For RNA-seq analysis, raw sequencing reads (fastq) were quality checked using fastQC (v0.11.3) and were further aligned to mouse (mm9) genomes using Tophat2 (v2.1.0) (Kim et al., 2013) to generate bam files. Kallisto (v0.44.0) (Bray et al., 2016) was utilized to quantify the transcript abundances of the RNA-seq samples through pseudoalignment, using single-end reads and an Ensembl mm9 transcriptome build index. Then, the tximport (v1.8.0) (Soneson et al., 2015) package was run in R (v3.5.2) to create gene-level count matrices for use with DESeq2 (v1.20) (Love et al., 2014) by importing quantification data obtained from Kallisto. DESeq2 was then used to generate RPKM values per kilobase of gene length per million mapped fragments at each time-course point, with comparison of Cdx2^KO replicates and wild-type replicates. DESeq2 was also used to generate P values for gene matches. Genes with FPKM>1, a commonly used minimal expression threshold, were used for further analysis. Heatmapper (Babicki et al., 2016) was used to display relative transcript levels of genes of interest by using normalized RPKM values.
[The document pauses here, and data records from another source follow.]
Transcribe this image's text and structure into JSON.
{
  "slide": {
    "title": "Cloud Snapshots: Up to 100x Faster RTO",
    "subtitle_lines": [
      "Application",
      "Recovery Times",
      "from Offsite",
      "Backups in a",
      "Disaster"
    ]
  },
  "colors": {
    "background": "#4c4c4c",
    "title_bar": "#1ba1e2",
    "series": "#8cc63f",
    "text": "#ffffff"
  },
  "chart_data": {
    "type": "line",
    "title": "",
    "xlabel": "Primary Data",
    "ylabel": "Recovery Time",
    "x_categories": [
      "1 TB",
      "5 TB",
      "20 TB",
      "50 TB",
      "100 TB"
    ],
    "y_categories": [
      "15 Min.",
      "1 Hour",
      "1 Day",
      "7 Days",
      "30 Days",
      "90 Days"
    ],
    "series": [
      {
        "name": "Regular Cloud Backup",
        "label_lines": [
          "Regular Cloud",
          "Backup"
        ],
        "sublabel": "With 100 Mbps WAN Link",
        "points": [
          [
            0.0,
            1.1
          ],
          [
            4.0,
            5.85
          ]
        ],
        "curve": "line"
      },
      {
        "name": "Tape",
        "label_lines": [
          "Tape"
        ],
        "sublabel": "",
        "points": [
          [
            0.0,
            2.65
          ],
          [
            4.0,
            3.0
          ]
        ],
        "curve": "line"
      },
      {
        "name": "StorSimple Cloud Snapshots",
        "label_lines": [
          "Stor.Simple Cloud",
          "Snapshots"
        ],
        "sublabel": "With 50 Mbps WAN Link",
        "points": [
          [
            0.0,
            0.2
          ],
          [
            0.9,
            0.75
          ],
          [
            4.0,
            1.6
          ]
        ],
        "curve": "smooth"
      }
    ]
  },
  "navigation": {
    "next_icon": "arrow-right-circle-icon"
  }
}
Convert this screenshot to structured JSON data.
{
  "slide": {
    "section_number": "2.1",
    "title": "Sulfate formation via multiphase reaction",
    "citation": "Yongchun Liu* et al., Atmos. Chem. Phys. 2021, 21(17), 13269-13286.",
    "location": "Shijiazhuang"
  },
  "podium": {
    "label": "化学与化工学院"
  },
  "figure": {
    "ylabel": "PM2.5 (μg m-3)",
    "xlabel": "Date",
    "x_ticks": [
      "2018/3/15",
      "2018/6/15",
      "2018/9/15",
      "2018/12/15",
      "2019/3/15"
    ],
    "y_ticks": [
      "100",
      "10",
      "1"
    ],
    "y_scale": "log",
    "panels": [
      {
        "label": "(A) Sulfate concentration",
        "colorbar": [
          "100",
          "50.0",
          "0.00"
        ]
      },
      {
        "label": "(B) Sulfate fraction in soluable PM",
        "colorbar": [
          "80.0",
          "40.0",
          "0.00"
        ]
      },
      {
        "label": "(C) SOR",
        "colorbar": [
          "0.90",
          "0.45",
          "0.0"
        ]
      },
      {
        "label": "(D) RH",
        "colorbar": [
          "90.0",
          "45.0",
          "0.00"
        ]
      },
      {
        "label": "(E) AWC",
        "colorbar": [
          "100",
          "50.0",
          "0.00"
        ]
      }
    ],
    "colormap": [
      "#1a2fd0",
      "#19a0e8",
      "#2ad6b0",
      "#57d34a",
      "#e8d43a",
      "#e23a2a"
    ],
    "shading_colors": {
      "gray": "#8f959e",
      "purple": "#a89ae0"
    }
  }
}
IGV (Robinson et al., 2011) was used to visualize bam tracks.

The data are presented as mean±s.e.m. and statistical comparisons were performed using the two-sided Student's t-test at ***P<0.001, **P<0.01 or *P<0.05. Bioinformatics-related statistical analysis was done with the embedded statistics in each package, including HOMER (Heinz et al., 2010), GREAT (McLean et al., 2010), DAVID (Huang da et al., 2009) and DESeq2 (Love et al., 2014). P<0.05 (95% confidence interval) was considered statistically significant.

We thank Madhurima Saxena and Ramesh Shivdasani for helpful suggestions and curating published data. We thank Kenneth Zaret for helpful discussions.